Giornale di Critica dell'Architettura

1 commenti di Luca Salmoiraghi

Commento 889 del 15/04/2005
relativo all'articolo Il moralista: miracolo a Milano
di Paolo G.L. Ferrara


"... ma crede davvero Fuksas che gli italiani siano così imbecilli da votare un partito o l’altro solo perché hanno dato vita ad una grande opera?"

Caro Paolo, non credo che si possa dare dell'imbecille ad un cittadino che valuta le forze politiche di qualsiasi colore esse siano in base a cio' che di concreto promettono (in campagna elettorale) e poi eseguono (durante il mandato). Mi ritengo un pragmatico stufo delle ideologie politiche effimere (tra l'altro oggi tutte uguali), che continua pensare che il governo sia a concreto servizio del cittadino e perchè no anche degli architetti. Non è che per caso anche tu stai diventando cosi', tante parole e pochi mattoni??? mi raccomando non cadere nella trappola.
Un 'architetto' imbecille. ciao.

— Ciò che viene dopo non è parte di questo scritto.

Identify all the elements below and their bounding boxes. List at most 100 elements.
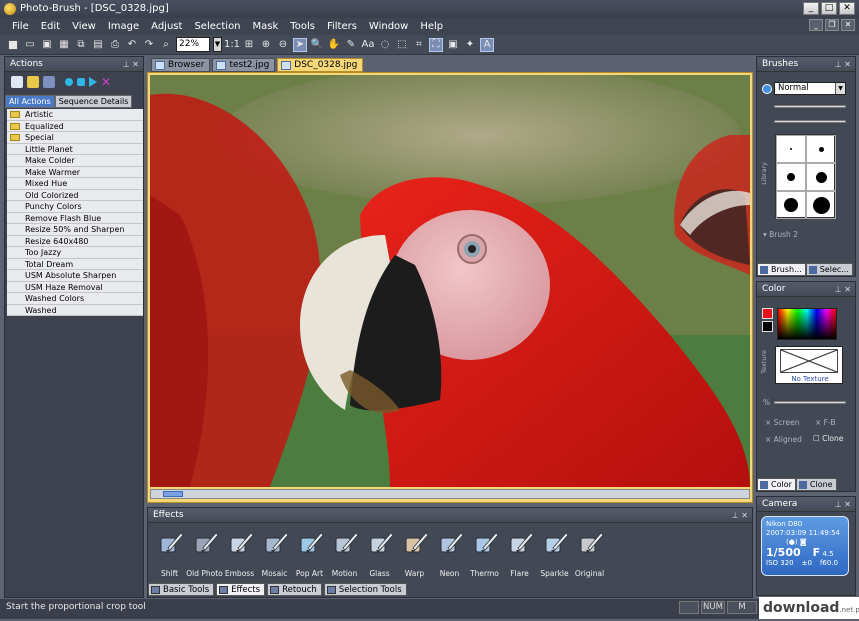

Luca.

[Torna su]

15/4/2005 - Paolo GL Ferrara risponde

Caro Luca, perché ti definisci un “architetto imbecille”?
Non ho dato dell’ “imbecille” a nessun cittadino...anzi...ho semplicemente rimarcato che i cittadini “imbecilli” non sono. E tu sei un “cittadino”, dunque non sei “imbecille”.
Detto questo, e visto che “imbecille” non sei, perché mai mi dici che sto diventando “tante parole e pochi mattoni”? Vuoi forse dire che dovrei progettare di più e parlare di meno? Eppure ti garantisco che progetto, anche se non mando i miei progetti in giro per i siti internet e non li condisco di relazioni enfatiche.
Però, a pensarci bene, se è vero che ho il coraggio di dire e scrivere quello che penso e non mando i miei progetti in auto pubblicazione, forse sono io l’ imbecille.
Difatti, in un mondo fatto di “carta igienici” (che sono peggiori dei “leccaculo” in quanto ti puliscono delicatamente e servizievolmente) so bene che stando fuori dal “sistema”, non faccio altro che fare la figura dell’imbecille. Ma ti dirò che non mi dispiace affatto.